Enfant mal accueilli comme un fardeau qui gêne,
« 0 madame la mort, disais-je, à mon secours! »
Mais elle : — « Cher bébé, j'aime à trancher des jours
« Pleins d'azur ; j'attendrai que le ciel t'en amène. »
A vingt ans, repoussé par la beauté hautaine,
« Cette fois, c'en est fait, criai-je à l'autre, accours! »
Mais elle : — « J'ai souci des cœurs pris à leur chaîne,
« J'attendrai que tu sois aimé de tes amours. »
Plus tard, nouveaux appels (je débutais poète) ;
Mais elle : — « Je fais cas d'un laurier sur la tête ;
« J'attendrai qu'on t'imprime, et que tes vers soient lus. »

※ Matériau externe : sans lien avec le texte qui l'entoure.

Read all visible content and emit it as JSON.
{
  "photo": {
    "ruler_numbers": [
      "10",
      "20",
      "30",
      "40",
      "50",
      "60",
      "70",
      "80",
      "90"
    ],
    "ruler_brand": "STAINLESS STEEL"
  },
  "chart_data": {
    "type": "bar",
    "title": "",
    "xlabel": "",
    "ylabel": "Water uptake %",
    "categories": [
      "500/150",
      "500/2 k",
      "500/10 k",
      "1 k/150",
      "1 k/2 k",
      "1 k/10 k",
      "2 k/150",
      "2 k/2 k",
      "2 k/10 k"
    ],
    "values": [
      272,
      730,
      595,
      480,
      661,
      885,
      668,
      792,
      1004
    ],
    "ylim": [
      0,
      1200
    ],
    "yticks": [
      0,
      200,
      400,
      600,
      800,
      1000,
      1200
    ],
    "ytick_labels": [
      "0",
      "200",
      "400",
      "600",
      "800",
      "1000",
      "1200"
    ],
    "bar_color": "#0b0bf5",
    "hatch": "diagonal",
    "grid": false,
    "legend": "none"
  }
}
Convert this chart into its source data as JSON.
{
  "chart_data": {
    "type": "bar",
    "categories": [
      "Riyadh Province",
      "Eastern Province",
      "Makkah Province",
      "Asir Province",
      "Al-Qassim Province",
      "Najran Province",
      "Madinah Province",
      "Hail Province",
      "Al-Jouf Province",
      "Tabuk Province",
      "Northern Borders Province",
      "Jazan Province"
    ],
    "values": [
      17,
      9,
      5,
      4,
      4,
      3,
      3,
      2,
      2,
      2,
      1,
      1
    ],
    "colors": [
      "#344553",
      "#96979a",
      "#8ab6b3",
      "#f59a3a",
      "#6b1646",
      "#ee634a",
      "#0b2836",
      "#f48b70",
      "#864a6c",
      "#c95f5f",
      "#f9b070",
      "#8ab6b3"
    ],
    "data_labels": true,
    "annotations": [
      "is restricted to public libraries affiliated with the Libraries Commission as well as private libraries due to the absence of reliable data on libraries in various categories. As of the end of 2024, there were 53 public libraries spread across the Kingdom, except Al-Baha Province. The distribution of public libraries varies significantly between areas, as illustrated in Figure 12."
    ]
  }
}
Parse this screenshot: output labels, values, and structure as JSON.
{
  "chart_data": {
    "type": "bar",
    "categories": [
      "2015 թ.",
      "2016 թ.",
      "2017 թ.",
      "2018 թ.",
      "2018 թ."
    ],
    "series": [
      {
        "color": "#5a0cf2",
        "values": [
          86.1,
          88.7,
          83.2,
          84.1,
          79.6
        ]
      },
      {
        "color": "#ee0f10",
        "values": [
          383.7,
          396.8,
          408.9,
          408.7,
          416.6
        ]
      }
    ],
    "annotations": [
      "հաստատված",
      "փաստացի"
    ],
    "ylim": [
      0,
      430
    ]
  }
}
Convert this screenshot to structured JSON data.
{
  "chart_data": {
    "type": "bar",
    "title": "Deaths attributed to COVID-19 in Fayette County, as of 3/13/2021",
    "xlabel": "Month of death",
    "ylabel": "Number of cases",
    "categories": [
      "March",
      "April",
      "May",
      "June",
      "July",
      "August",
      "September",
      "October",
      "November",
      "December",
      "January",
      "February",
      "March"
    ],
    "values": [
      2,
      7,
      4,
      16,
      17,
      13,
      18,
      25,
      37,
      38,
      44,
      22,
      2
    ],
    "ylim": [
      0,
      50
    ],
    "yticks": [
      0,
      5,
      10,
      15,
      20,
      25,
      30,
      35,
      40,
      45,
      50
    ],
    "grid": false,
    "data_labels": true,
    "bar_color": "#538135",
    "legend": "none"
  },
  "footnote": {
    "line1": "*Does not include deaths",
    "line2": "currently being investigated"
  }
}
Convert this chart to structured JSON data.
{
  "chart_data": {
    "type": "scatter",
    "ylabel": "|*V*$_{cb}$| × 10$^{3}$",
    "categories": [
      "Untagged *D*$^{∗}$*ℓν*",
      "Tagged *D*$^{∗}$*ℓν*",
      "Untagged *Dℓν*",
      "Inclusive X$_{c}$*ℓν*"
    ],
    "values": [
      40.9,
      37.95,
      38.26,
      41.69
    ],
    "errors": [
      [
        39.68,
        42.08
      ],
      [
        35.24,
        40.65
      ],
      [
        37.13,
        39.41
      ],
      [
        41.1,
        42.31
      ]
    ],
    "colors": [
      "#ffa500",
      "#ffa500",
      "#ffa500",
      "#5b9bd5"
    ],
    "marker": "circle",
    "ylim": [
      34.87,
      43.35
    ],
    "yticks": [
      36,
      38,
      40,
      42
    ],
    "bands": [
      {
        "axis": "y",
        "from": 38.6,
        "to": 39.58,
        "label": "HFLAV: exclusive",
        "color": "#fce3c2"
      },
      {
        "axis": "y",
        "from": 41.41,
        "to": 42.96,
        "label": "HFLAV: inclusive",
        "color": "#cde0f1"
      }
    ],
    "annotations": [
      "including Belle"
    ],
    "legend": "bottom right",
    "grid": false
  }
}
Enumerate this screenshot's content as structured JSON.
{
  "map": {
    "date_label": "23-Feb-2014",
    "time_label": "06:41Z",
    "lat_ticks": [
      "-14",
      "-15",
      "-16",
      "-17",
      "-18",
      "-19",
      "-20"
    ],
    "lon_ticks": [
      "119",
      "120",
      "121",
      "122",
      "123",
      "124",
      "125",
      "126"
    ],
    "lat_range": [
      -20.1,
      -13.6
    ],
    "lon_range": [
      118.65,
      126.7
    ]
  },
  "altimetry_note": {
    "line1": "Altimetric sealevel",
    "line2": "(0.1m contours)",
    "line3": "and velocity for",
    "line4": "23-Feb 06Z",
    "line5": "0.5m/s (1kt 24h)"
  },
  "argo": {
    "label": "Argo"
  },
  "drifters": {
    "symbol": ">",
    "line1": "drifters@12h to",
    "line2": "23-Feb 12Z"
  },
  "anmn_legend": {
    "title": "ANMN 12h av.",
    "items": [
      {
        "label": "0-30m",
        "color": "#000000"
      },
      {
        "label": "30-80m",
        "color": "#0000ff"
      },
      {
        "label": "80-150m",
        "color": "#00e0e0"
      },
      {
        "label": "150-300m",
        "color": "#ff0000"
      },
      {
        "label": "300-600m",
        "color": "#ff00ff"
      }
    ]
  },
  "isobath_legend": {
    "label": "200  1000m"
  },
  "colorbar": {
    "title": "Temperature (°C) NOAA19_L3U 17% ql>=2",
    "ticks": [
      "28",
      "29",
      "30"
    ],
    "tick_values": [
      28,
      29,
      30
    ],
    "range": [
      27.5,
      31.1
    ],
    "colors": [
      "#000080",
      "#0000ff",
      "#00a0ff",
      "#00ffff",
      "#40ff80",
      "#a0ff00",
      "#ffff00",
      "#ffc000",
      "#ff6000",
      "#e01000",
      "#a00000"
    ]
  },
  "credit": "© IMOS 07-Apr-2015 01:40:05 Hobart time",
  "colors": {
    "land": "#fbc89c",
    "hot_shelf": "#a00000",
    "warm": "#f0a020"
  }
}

Aujourd'hui, las de tout, je l'implore; mais elle :
« Non pas ! ton âme aspire à l'heure solennelle ;
« J'attendrai pour venir que tu n'y songes plus. »

                   RES ANGUSTA DOMI.
Tout poète, en loyer, reçoit de la nature
Un domaine idéal que défriche l'esprit.
Je n'obtins qu'un arpent, mais ce lot me sourit ;
Qu'un plus riche à tenter l'infini s'aventure.
Dans mon jardin fermé d'une étroite clôture
Croît le pampre enivrant, l'épi dru qui nourrit,
La fleur qui plaît à l'œil, la plante qui guérit ;
Un petit dieu bénit me petite culture.
Moins d'espace me fait nécessité du choix;
Force jets m'advenant, j'en tranche deux sur trois ;
Le terrain s'agrandit de la place émondée,
Si bien qu'à force d'art et de soins obstinés,
A la fin j'ai du sol en excès ; et, tenez !
Il me reste ce vers à semer d'une idée.